Русская кавалерия тем временем выстраивалась к битве. Ещё раз похвалив пластунов, Рюген занял своё место в строю – одним из первых, именно так в это время было принято.
– Ту-ту-ту-туу, – пропели трубы на том берегу, и конная лава начала переправу. «Варяги» со своими нарезными карабинами прикрывали, выборочно отстреливая осман.
– Ну же, – пробормотал Игорь, глядя в сторону русского лагеря. Зубы его стучали – и не от того, что он сейчас переплывал реку, держась за конское седло, а потому, что страшно. Несмотря на определённую «безбашенность» некоторых вещей, он побаивался, и переправа под огнём противника, когда ты ничего не можешь ответить на выстрелы, относилась именно к ним.
– Бах! Бах! Бах! – И ядра запрыгали по турецкому берегу, отгоняя воинов султана от места переправы. Не слишком метко, не слишком эффективно, но… помогло. Чуть-чуть дрогнули аскеры, чуть-чуть приободрились воины Померанского… И этого хватило, чтобы первые русские кавалеристы выбрались на берег и начали отчаянную рубку.
– Рра! – каким-то инфразвуком проревел попаданец, наклоняясь в седле и перерубая хребет дородному янычару. Шпорами коня…
– Иго-го! – Тот делает прыжок и врывается в сгрудившуюся толпу осман.
– Нна! – И голова сипаха с крашеной хной бородой летит по воздуху, кувыркаясь.
– Дзанг-дзанг! Хрр… – отбив саблю врага, Игорь вонзил свой клинок тому в горло.
– Рраа! – снова бешеный рёв, от которого шарахнулись как вражеские пехотинцы, так и кавалеристы, причём всадники в первую очередь – не выдержали лошади.
– Посторонись, князь! – И в битву влетел Тимоня, раскручивая над головой в дворянском шарфе наподобие пращи небольшое пушечное ядро с подожжённым фитилём.

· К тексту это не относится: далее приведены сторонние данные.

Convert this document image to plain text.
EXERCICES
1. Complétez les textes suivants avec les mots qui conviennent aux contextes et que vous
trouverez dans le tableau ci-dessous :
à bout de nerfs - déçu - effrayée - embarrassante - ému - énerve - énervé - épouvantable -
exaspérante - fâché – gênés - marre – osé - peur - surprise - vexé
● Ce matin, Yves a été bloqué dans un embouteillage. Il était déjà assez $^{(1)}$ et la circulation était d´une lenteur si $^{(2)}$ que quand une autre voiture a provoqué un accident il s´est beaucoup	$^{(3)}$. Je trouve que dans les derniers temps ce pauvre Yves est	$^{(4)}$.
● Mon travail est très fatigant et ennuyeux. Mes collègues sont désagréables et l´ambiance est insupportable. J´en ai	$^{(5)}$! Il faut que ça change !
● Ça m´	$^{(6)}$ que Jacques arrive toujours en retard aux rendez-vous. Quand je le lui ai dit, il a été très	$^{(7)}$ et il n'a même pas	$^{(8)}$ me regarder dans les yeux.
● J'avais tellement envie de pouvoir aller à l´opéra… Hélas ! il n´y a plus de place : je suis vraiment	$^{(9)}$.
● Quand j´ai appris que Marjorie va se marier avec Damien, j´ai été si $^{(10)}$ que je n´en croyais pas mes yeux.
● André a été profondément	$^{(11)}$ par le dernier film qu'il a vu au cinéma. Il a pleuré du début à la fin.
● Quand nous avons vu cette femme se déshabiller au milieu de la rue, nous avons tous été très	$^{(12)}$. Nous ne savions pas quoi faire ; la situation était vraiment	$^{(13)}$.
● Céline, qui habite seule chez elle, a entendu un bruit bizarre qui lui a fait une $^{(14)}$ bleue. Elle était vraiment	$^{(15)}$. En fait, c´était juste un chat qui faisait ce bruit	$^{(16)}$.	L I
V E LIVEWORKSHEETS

Кинул – и ядро взорвалось ещё в воздухе, прямо в гуще накапливавшихся турок.
Этого хватило, чтобы сбить попытку организованного сопротивления, и вскоре на плацдарме было более пятисот славян, выстроившихся для атаки. Глазами поискал Павла… здесь, в задних рядах под прикрытием «Волков». Замечательно… Подняв над головой саблю, привлекая к себе внимание, Рюген несколькими жестами показал всем диспозицию и…
– Атака!
Конная лава, ударившая в спину турок, была страшной. Несмотря на то, что османы успели частично развернуть свои боевые порядки, да и самих кавалеристов Грифича было ещё не слишком много, удар получился страшным. Прежде всего враги не ожидали удар в спины и соответственно – не было пушек. Не было и пехотного каре. Пусть в исполнении осман оно, мягко говоря, не блистало… Но обилие всевозможных копий и пик сильно усложнило бы задачу. Самой серьёзной преградой были неглубокие рвы и валы, сделанные явно «для отмазки». Правда, они тоже сыграли свою роль, задержав славян на десяток секунд и собрав свою «дань» из десятка покалеченных лошадей. Но дальше…
– Не надо! Не надо! – истошно вопил аскер, выставив ладони.

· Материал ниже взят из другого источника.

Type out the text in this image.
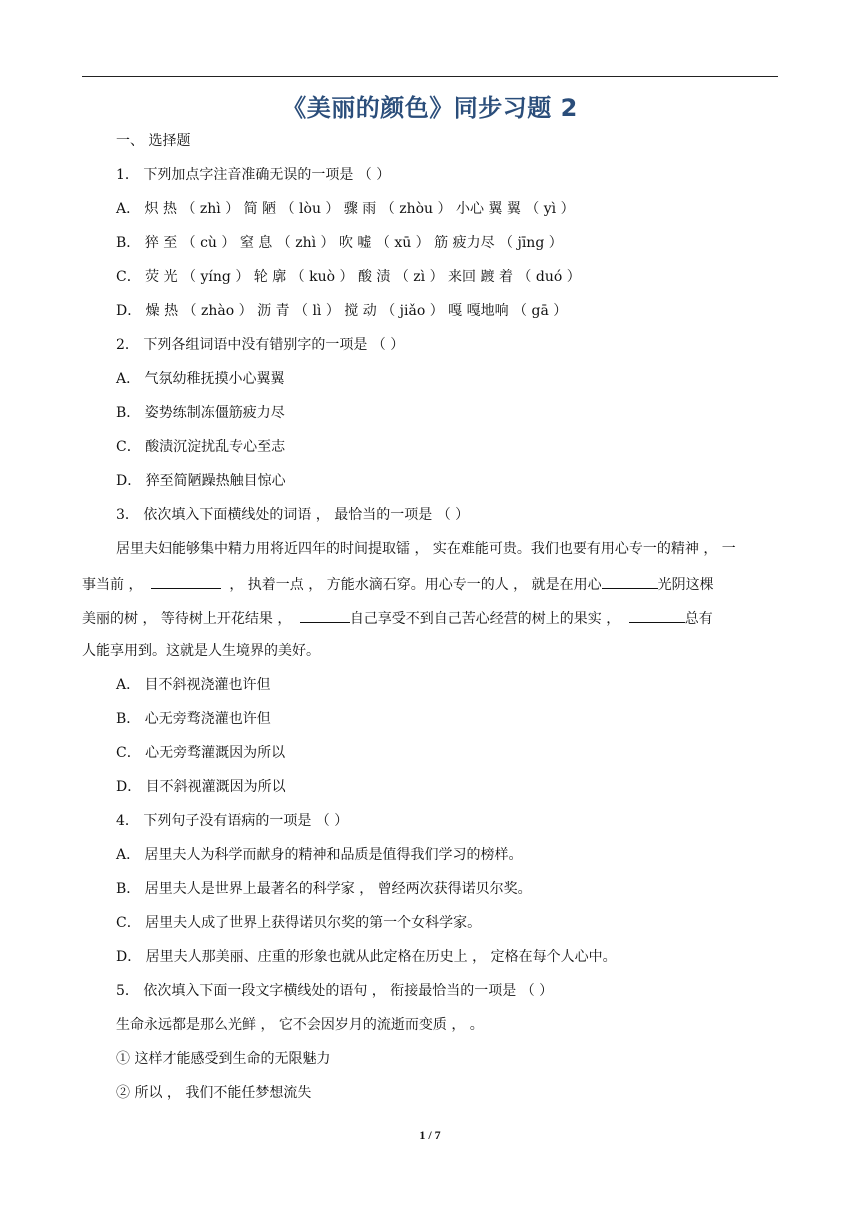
《美丽的颜色》同步习题 2
一、 选择题
1． 下列加点字注音准确无误的一项是 （ ）
A． 炽 热 （ zhì ） 简 陋 （ lòu ） 骤 雨 （ zhòu ） 小心 翼 翼 （ yì ）
B． 猝 至 （ cù ） 窒 息 （ zhì ） 吹 嘘 （ xū ） 筋 疲力尽 （ jīng ）
C． 荧 光 （ yíng ） 轮 廓 （ kuò ） 酸 渍 （ zì ） 来回 踱 着 （ duó ）
D． 燥 热 （ zhào ） 沥 青 （ lì ） 搅 动 （ jiǎo ） 嘎 嘎地响 （ gā ）
2． 下列各组词语中没有错别字的一项是 （ ）
A． 气氛幼稚抚摸小心翼翼
B． 姿势练制冻僵筋疲力尽
C． 酸渍沉淀扰乱专心至志
D． 猝至简陋躁热触目惊心
3． 依次填入下面横线处的词语 ， 最恰当的一项是 （ ）
居里夫妇能够集中精力用将近四年的时间提取镭 ， 实在难能可贵。我们也要有用心专一的精神 ， 一
事当前 ，	， 执着一点 ， 方能水滴石穿。用心专一的人 ， 就是在用心	光阴这棵
美丽的树 ， 等待树上开花结果 ，	自己享受不到自己苦心经营的树上的果实 ，	总有
人能享用到。这就是人生境界的美好。
A． 目不斜视浇灌也许但
B． 心无旁骛浇灌也许但
C． 心无旁骛灌溉因为所以
D． 目不斜视灌溉因为所以
4． 下列句子没有语病的一项是 （ ）
A． 居里夫人为科学而献身的精神和品质是值得我们学习的榜样。
B． 居里夫人是世界上最著名的科学家 ， 曾经两次获得诺贝尔奖。
C． 居里夫人成了世界上获得诺贝尔奖的第一个女科学家。
D． 居里夫人那美丽、庄重的形象也就从此定格在历史上 ， 定格在每个人心中。
5． 依次填入下面一段文字横线处的语句 ， 衔接最恰当的一项是 （ ）
生命永远都是那么光鲜 ， 它不会因岁月的流逝而变质 ， 。
① 这样才能感受到生命的无限魅力
② 所以 ， 我们不能任梦想流失
1 / 7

– Хрусть! – И обе руки отделены от туловища, после чего аскер начинает ещё более истошно выть – очень недолго…
– Бах! – И пуля из мушкета одного из янычар зацепила у Рюгена кончик уха. Озлившись, князь стоптал того конём, мстительно слушая влажное чавканье под копытами. Пощупал ухо… а, царапина!
– Алла! – И вынырнувший из дыма прокопчённый аскер с копьём едва не вонзил наконечник в морду коня.
– Дзанг! – Отбить наконечник, срубить древко, затем – его владельца.
– Аара…
– Княже! – Подскакал один из телохранителей, выдёргивая Рюгена из горячки боя. Оглянувшись, Померанский увидел, что за это время почти вся его кавалерия выбралась на берег и вливается в бой. Ну всё, пора руководить…
Отъехав в сторонку, аншеф принялся за свои непосредственные обязанности, успевая отслеживать передвижения Павла. Наследника не пускали в первую линию, где он мог поймать грудью шальную пулю, а во второй линии – пускай, индивидуальные поединки с его-то мастерством почти не страшны.
– Бах! Бах! Бах! – Русский лагерь под командованием Миниха усилил обстрел, и оказавшиеся меж двух огней воины султана растерялись и откровенно запаниковали. Они всё ещё оставались храбрыми и умелыми воинами, но управление турецким войском полностью прекратилось и лишь небольшие подразделения не более нескольких десятков человек пытались сражаться командой, а не поодиночке.
На таких моментально наскакивали кавалеристы Грифича, не давая сопротивлению набрать обороты.
– Тра-та-та! Та-та! – И часть русского войска под командованием Миниха начала наступление на турок.
– Рра! – Вылетела из русского лагеря конная лава, и во главе её были руянские кирасиры, спешащие на соединение с Грифичем.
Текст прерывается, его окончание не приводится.